Overflow from the Lake in rainy season was channeled out through two long artificial rivers, one to the Gulf of Mexico and another to the Atlantic. This made it possible for pleasure boats to navigate from the East to West Coasts of Florida, with a stop in the vast bass fishing paradise of Lake Okeechobee itself. Think of it as urban renewal for yachtsmen and waterfront property owners, funded by the tax contributions of people who live far inland, rent their houses and will never own a boat in their lives.
But Florida’s century long experiment in planetary engineering is starting to show signs of backfiring.
Nutrient-rich agricultural runoff from the Kissimmee Valley, no longer cleansed and purified by the wetlands and swamps, has led to vast algae blooms in the Lake, and the thick mats of dense green goo die and rot, sinking to the bottom of the shallow lake, decomposing into an anaerobic slime that supports no life. And when the lake threatens to overflow in hurricane season, the locks on the two drainage channels must be opened to relieve the pressure, carrying the algae towards the coasts, where it clogs the bays and estuaries between the mainland and the barrier islands. And there, it decomposes in the hot sun, creating a foul stench that offends the sensitive noses of Mondo Condo, and impedes the free navigation of sport fishermen and elegant yachts. Even far from the ubiquitous coastal settlements, the tidal environment, one of the biologically richest and most productive places on the planet, is gradually being turned into a toxic cesspool.
Realization that South Florida is rapidly becoming uninhabitable, and that soon it will simply not be able to support millions of people, has prompted government agencies into attempting to do something about the problem. There has been an effort to restore the wetlands and the Kissimmee to its original condition, and to reestablish the normal drainage patterns in the River of Grass. But it is expensive, and difficult, and exactly how to go about it is not scientifically clear and there is constant political and corporate opposition, not to mention competition for funding, particular from Big Sugar, one of the already most highly subsidized industries in America.
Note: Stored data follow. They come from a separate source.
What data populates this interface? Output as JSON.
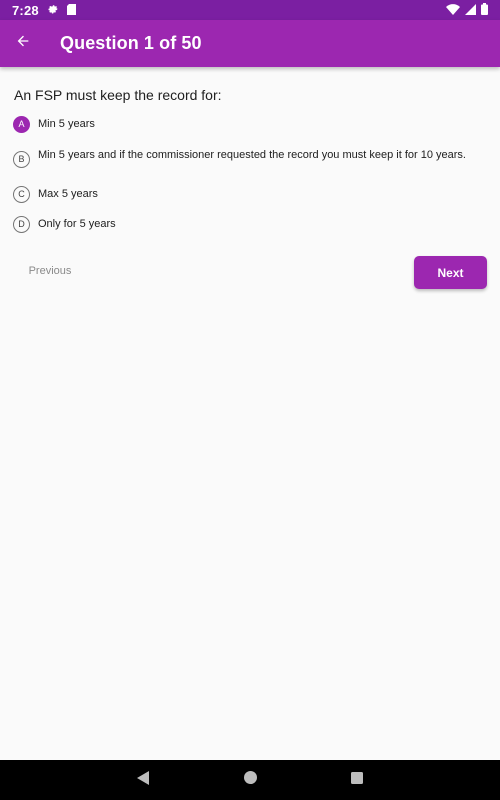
{
  "status_bar": {
    "time": "7:28",
    "icons": [
      "gear-icon",
      "sd-card-icon",
      "wifi-icon",
      "signal-icon",
      "battery-icon"
    ]
  },
  "app_bar": {
    "title": "Question 1 of 50",
    "back_icon": "arrow-back-icon",
    "color": "#9c27b0"
  },
  "question": {
    "text": "An FSP must keep the record for:",
    "options": [
      {
        "letter": "A",
        "text": "Min 5 years",
        "selected": true
      },
      {
        "letter": "B",
        "text": "Min 5 years and if the commissioner requested the record you must keep it for 10 years.",
        "selected": false
      },
      {
        "letter": "C",
        "text": "Max 5 years",
        "selected": false
      },
      {
        "letter": "D",
        "text": "Only for 5 years",
        "selected": false
      }
    ]
  },
  "buttons": {
    "previous_label": "Previous",
    "next_label": "Next"
  },
  "nav_bar": {
    "icons": [
      "back-triangle-icon",
      "home-circle-icon",
      "recents-square-icon"
    ]
  }
}
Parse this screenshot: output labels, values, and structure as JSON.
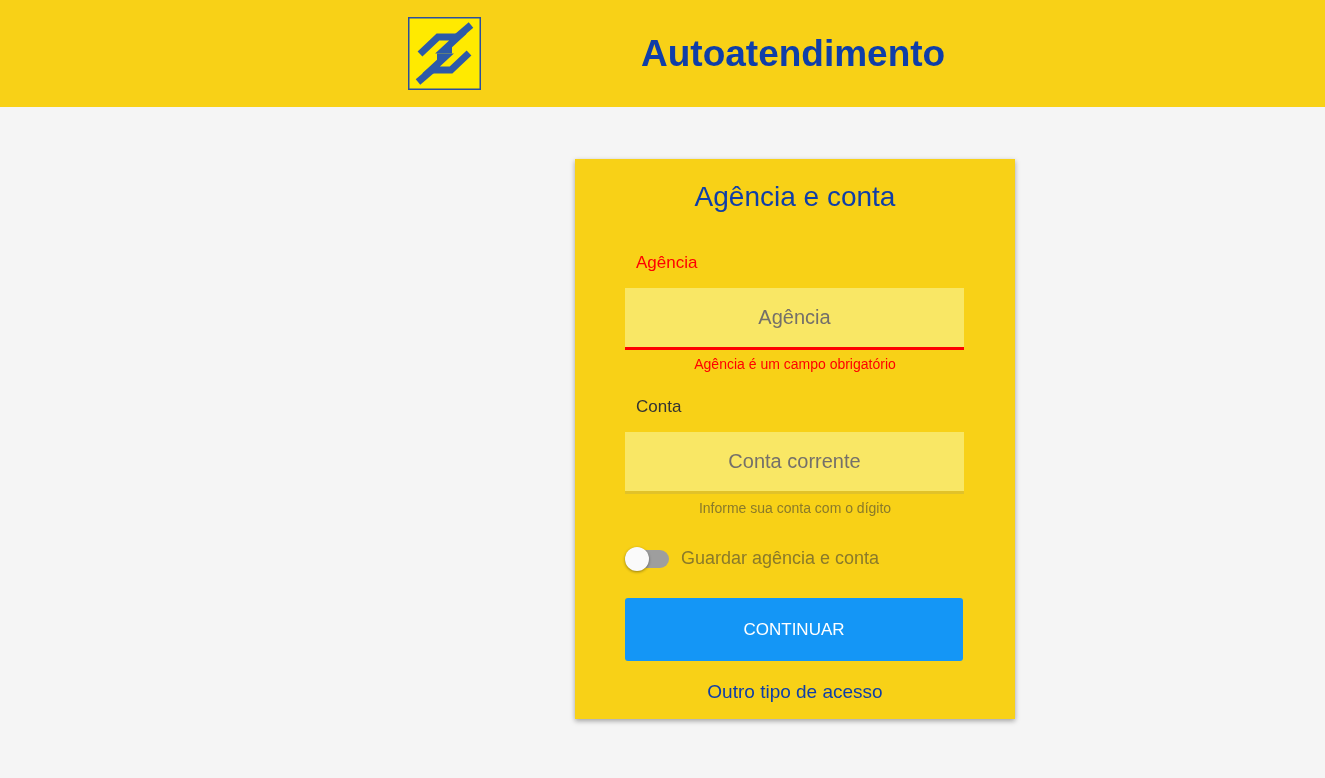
{
  "header": {
    "title": "Autoatendimento"
  },
  "card": {
    "title": "Agência e conta",
    "fields": [
      {
        "label": "Agência",
        "placeholder": "Agência",
        "message": "Agência é um campo obrigatório",
        "invalid": true
      },
      {
        "label": "Conta",
        "placeholder": "Conta corrente",
        "message": "Informe sua conta com o dígito",
        "invalid": false
      }
    ],
    "remember": {
      "label": "Guardar agência e conta",
      "on": false
    },
    "button": "CONTINUAR",
    "link": "Outro tipo de acesso"
  }
}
Meanwhile, the earth is getting warmer, the algae rots faster, the people keep coming, the water table keeps dropping, and the lobbyists fight over the development of the shrinking islands of paradise that still remain. Maybe a little sea level rise wouldn’t be such a bad thing.
Oh, and by the way, this algae bloom has nothing to do with the coastal invasion of Sargassum weed that I talked about in an earlier post below. That’s something else all together.